Cells are quite limited in their ability to produce NADPH during fermentative growth on xylose. The most likely source of NADPH under these conditions would be the transhydrogenases (sthA and pntAB). Plasmid expression of pntAB was found to increase resistance to both furfural (Miller et al. 2009a, b) and 5-HMF. A small amount of NADPH would be produced by isocitrate dehydrogenase (icd) during 2-ketoglutarate biosynthesis. Additional NADPH could be produced during gluconeogenesis using malic enzyme (maeB) and by the pentose phosphate pathway (glucose dehydrogenase, gnd; glucose 6-phosphate dehydrogenase, zwf).

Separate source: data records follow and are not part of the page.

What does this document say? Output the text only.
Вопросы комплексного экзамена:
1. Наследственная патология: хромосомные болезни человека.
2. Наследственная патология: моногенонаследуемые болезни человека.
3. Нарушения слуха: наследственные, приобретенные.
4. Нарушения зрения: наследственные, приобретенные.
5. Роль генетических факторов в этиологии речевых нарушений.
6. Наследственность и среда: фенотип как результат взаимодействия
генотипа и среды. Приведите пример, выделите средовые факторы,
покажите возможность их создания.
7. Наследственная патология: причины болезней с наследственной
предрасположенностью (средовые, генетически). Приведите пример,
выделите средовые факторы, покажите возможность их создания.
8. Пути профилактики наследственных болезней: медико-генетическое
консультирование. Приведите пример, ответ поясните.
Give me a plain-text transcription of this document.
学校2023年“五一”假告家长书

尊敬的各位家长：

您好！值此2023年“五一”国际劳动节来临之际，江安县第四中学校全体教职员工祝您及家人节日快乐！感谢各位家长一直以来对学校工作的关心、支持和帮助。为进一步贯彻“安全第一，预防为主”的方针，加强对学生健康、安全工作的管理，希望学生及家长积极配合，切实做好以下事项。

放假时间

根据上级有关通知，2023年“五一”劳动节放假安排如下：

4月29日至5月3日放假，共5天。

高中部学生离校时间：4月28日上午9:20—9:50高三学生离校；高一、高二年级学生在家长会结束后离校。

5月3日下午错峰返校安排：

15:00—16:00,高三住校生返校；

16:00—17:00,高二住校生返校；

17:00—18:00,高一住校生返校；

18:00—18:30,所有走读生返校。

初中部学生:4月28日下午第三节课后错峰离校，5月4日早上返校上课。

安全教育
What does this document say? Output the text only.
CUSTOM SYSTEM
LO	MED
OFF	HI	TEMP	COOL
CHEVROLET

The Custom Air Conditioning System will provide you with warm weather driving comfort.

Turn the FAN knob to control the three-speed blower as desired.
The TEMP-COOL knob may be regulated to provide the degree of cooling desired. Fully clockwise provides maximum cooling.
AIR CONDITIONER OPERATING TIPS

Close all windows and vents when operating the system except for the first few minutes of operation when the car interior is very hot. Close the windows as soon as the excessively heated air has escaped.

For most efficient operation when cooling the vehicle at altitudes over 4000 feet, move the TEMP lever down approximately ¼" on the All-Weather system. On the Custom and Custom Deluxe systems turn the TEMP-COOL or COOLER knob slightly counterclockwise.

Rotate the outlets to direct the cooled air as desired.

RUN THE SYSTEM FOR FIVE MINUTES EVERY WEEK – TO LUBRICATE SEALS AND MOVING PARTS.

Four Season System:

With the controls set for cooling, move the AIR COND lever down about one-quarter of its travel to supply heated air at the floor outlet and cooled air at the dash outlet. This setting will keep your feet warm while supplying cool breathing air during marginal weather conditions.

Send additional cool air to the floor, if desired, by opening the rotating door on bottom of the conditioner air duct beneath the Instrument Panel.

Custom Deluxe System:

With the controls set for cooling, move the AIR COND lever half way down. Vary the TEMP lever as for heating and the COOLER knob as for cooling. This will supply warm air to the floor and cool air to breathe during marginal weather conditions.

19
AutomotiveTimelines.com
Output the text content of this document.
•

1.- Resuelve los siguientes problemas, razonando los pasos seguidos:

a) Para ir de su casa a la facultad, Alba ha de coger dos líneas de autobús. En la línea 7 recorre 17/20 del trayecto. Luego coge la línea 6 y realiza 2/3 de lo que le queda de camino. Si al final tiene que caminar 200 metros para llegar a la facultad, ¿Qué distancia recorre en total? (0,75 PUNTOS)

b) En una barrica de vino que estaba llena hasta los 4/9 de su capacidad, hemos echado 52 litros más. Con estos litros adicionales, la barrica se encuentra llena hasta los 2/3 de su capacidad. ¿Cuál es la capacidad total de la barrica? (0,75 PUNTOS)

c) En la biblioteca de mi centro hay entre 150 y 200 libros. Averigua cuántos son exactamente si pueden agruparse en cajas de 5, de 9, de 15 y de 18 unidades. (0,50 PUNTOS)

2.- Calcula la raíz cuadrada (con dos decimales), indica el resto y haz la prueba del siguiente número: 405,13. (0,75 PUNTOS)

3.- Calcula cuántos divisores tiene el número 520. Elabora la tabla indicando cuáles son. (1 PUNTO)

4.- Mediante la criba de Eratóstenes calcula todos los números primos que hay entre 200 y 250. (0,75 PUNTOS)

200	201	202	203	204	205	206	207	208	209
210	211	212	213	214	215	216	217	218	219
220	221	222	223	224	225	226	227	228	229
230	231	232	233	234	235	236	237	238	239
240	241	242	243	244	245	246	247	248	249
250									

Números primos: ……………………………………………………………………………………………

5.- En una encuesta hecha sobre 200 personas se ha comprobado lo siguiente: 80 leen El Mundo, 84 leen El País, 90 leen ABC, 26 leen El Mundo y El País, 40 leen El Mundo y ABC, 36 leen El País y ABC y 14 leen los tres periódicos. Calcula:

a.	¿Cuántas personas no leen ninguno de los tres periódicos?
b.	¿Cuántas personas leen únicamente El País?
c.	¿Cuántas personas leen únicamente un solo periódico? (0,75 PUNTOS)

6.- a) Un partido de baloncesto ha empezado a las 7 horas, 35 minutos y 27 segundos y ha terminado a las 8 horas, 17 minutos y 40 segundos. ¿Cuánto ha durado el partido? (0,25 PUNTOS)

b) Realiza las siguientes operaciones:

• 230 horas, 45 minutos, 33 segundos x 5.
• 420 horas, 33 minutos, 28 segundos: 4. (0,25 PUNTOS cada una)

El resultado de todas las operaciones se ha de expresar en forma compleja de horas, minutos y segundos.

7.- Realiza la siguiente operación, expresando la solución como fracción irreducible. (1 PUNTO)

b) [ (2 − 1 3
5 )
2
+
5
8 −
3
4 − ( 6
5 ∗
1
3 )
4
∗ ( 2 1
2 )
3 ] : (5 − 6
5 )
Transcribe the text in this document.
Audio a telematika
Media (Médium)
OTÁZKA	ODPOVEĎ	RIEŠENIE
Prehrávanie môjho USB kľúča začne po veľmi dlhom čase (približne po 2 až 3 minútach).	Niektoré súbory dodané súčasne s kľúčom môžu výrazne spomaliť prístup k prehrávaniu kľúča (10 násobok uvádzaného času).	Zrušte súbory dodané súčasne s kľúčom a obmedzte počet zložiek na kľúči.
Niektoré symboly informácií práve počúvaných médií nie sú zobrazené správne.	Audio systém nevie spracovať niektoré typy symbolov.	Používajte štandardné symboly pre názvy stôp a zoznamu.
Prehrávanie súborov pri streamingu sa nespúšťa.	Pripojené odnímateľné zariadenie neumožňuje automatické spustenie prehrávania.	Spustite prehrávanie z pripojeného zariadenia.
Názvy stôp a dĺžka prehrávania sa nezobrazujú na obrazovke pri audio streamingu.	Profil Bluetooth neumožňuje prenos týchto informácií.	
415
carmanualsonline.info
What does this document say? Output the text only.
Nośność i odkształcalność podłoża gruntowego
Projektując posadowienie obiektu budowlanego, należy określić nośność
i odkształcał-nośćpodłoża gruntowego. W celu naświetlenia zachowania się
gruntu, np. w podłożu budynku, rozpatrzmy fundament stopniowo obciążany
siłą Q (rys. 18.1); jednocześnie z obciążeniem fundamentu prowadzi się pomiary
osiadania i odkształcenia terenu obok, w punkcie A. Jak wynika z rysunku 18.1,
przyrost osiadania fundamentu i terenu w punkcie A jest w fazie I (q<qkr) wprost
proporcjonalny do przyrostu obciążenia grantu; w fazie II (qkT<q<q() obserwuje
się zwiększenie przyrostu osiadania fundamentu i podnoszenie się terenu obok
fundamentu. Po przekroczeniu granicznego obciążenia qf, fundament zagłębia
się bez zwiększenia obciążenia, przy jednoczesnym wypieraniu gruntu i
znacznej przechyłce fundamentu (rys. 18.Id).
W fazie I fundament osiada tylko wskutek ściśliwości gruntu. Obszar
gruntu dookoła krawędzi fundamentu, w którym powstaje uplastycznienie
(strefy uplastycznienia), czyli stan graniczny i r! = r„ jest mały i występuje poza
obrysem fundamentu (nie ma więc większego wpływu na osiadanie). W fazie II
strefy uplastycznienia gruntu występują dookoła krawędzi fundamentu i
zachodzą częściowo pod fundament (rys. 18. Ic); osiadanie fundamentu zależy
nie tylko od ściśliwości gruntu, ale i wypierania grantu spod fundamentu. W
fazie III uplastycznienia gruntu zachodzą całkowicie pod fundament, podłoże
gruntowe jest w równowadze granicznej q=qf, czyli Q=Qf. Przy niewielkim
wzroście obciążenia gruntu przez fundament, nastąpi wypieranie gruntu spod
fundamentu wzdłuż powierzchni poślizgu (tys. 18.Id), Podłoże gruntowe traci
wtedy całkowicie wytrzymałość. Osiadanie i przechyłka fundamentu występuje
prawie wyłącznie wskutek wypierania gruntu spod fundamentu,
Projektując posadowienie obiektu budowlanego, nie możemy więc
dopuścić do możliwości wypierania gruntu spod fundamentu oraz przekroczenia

The effects of 5-HMF and furfural may not be identical, however. Growth inhibition by these compounds differed in the presence of supplemental cysteine. Sulfur assimilation and cysteine have a high requirement for NADPH. Addition of low levels of cysteine increased the MIC of furfural, presumably by sparing NADPH for other biosynthetic functions (Miller et al. 2009a). Unlike furfural, cysteine addition provided a very limited benefit for 5-HMF tolerance. Thus it is likely that both 5-HMF and furfural have additional inhibitory actions that are not shared.